A armadilha pode ser ainda mais abrangente: não apenas a luta contra a entidade sionista, mas um verdadeiro cavalo de Troia dentro do mundo islâmico, cujos números e força estão crescendo, particularmente dentro de parcerias – como com o BRICS+ antes da cúpula de Kazan 2024 – e na opinião pública internacional. Tal trabalho interno seria desastroso. A sabedoria milenar e a habilidade estratégica dos iranianos podem remediar esse perigo.

O que fazer com a Turquia?

A próxima questão será, está claro, o que fazer com a Turquia. Não apenas do ponto de vista da credibilidade religiosa, que é em todo caso muito relativa, mas sim das relações internacionais com os países islâmicos.

A Turquia tem um potencial demográfico, econômico e militar que não pode ser subestimado e sua posição estratégica continua sendo um elemento forte nas relações com outros estados, especialmente na macrorregião europeia. A amizade com os países do Oriente Médio é baseada acima de tudo nos processos históricos do Império Otomano, portanto no fato religioso.

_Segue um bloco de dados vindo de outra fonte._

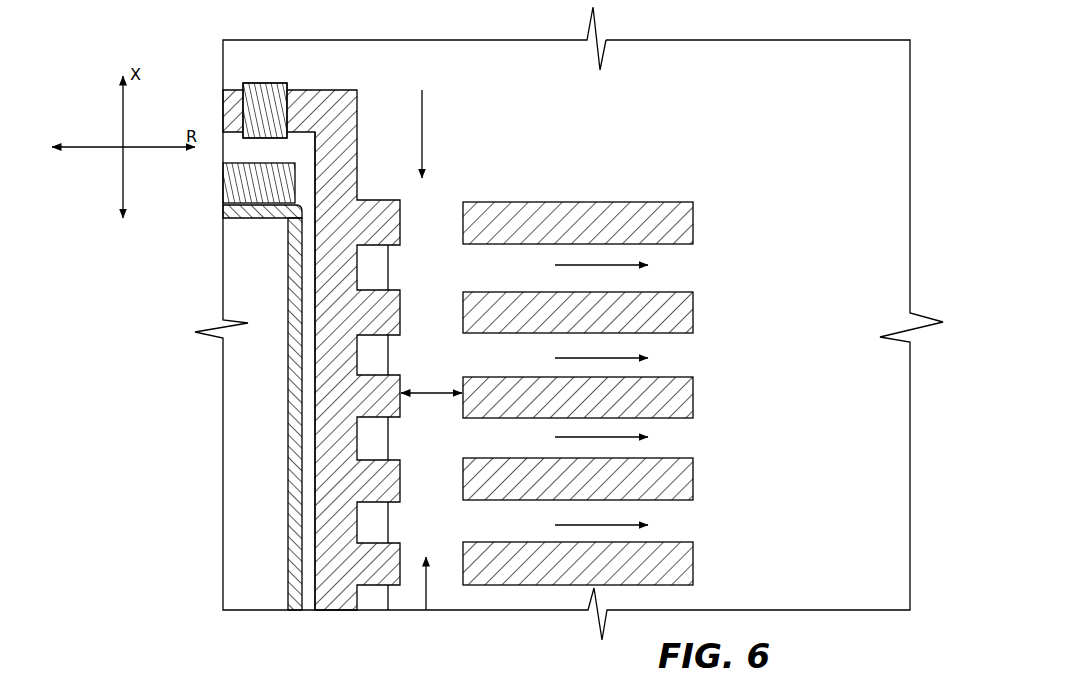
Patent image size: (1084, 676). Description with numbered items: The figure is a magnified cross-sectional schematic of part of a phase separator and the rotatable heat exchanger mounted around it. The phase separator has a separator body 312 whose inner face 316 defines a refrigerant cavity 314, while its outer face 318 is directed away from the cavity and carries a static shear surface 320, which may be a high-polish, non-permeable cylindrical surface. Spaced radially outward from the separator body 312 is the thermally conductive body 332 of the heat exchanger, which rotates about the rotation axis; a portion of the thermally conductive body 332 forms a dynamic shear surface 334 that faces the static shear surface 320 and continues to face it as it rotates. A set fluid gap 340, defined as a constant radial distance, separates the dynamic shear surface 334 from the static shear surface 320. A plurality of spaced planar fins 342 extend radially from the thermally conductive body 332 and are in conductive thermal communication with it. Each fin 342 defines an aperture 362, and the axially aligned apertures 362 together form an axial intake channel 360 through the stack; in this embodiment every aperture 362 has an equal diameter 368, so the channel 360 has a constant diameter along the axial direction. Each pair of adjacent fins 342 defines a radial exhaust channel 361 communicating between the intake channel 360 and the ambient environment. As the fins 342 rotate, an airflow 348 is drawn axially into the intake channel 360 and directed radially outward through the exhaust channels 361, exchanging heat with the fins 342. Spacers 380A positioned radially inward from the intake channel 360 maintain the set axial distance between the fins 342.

The separator body 312 is at (288, 493).
The refrigerant cavity 314 is at (242, 240).
The inner face 316 is at (288, 300).
The outer face 318 is at (305, 355).
The static shear surface 320 is at (302, 600).
The thermally conductive body 332 is at (348, 128).
The dynamic shear surface 334 is at (315, 415).
The fluid gap 340 is at (307, 230).
The fins 342 is at (693, 238).
The airflow 348 is at (422, 135).
The axial intake channel 360 is at (442, 208).
The radial exhaust channel 361 is at (475, 260).
The aperture 362 is at (470, 397).
The diameter 368 is at (433, 390).
The spacers 380A is at (372, 592).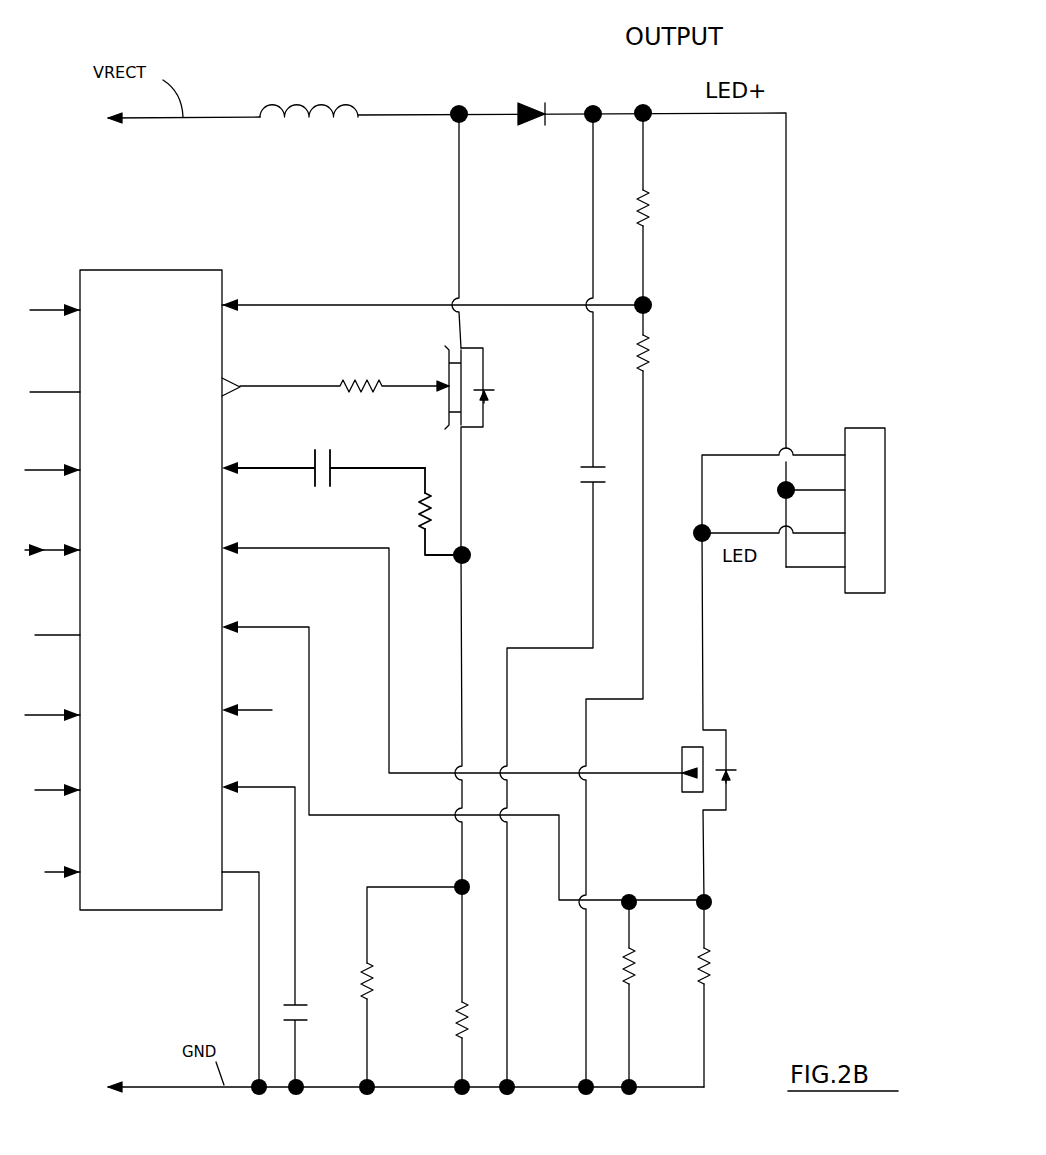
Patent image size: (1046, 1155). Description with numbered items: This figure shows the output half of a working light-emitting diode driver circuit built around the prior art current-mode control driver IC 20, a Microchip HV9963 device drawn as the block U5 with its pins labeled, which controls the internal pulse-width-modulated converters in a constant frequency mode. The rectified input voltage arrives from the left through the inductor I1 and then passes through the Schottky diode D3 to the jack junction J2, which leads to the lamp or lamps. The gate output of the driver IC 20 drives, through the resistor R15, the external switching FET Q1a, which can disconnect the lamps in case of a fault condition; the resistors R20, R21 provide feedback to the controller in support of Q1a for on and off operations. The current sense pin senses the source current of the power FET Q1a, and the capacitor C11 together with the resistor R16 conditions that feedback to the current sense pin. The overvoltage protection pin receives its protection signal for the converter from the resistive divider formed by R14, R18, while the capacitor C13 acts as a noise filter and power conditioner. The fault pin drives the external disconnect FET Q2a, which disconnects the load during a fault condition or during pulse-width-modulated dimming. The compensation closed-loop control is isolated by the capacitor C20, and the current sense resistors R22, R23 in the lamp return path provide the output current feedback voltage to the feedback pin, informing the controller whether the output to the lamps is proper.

The LED IC driver 20 is at (183, 912).
The controller integrated circuit U5 is at (157, 593).
The inductor I1 is at (309, 100).
The Schottky diode D3 is at (530, 101).
The resistor R14 is at (662, 209).
The resistor R18 is at (639, 696).
The gate resistor R15 is at (344, 375).
The switching FET Q1a is at (486, 400).
The capacitor C11 is at (330, 453).
The resistor R16 is at (415, 511).
The capacitor C13 is at (552, 600).
The jack junction J2 is at (862, 595).
The external disconnect FET Q2a is at (728, 776).
The capacitor C20 is at (283, 937).
The resistor R20 is at (411, 987).
The resistor R21 is at (479, 987).
The current sense resistor R22 is at (647, 994).
The current sense resistor R23 is at (722, 994).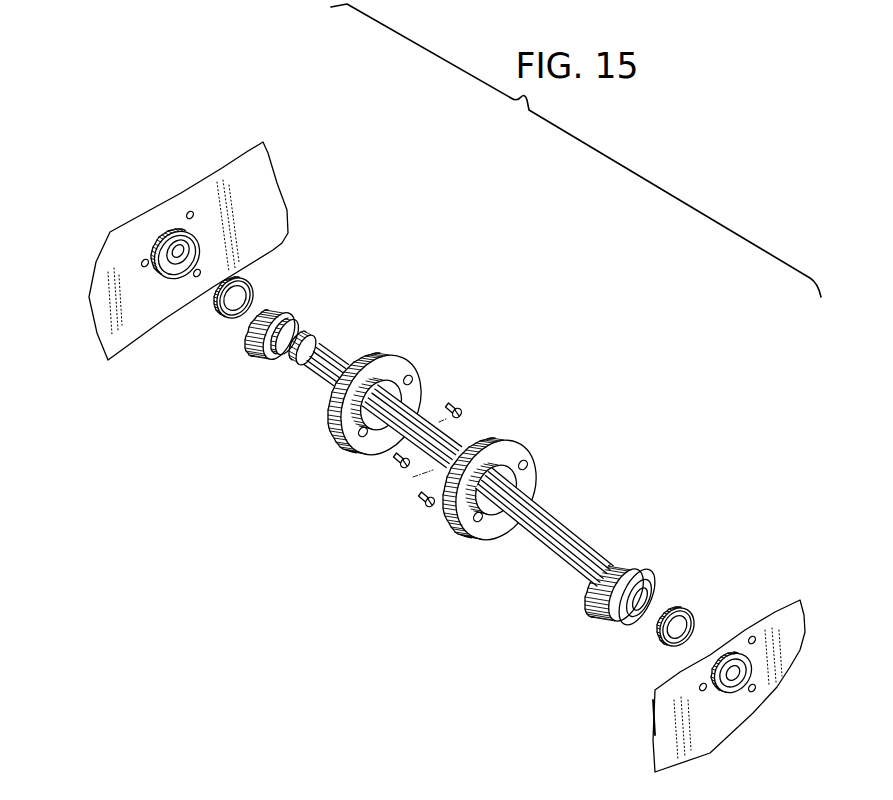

Com honestidade intelectual, deve-se reconhecer que a retórica de Erdogan em relação a Israel se tornou mais agressiva e no passado apoiou o Hamas diplomaticamente (como no caso das negociações de 2006). O governo de Ancara desfruta de uma ilusão de força, devido à sua filiação à OTAN, quase como se pudesse jogar com impunidade, relaxando e se organizando autonomamente. Não faltaram ameaças, como a feita por Michael Rubin, um ex-funcionário do Pentágono, que declarou a possibilidade de ver o próximo líder do Hamas morto em Ancara, como aconteceu em Teerã para Ismail Haniyeh.

Mas tudo isso não é suficiente.

O mundo islâmico terá que decidir o que fazer com a Turquia, se vale a pena continuar suas tentativas de pressionar por sua saída da órbita Reino Unido-EUA ou, em vez disso, continuar sem ela, promovendo uma Aliança Islâmica sem sua participação.

A autoridade xiita em Teerã desempenhará um papel decisivo, mais do que se poderia pensar. Onde o governo oficial não perseguirá a causa islâmica comum, serão os sábios religiosos que liderarão a batalha, como fizeram séculos atrás.

Mais uma vez, a cúpula do BRICS+ em Kazan 2024 será decisiva para entender qual será a força geoeconômica dos países islâmicos nos próximos seis meses, com a possibilidade de intensificar o engajamento militar pela causa palestina, pelo Líbano, por todo o Oriente Médio e pela libertação de Al-Quds (Jerusalém) da entidade sionista.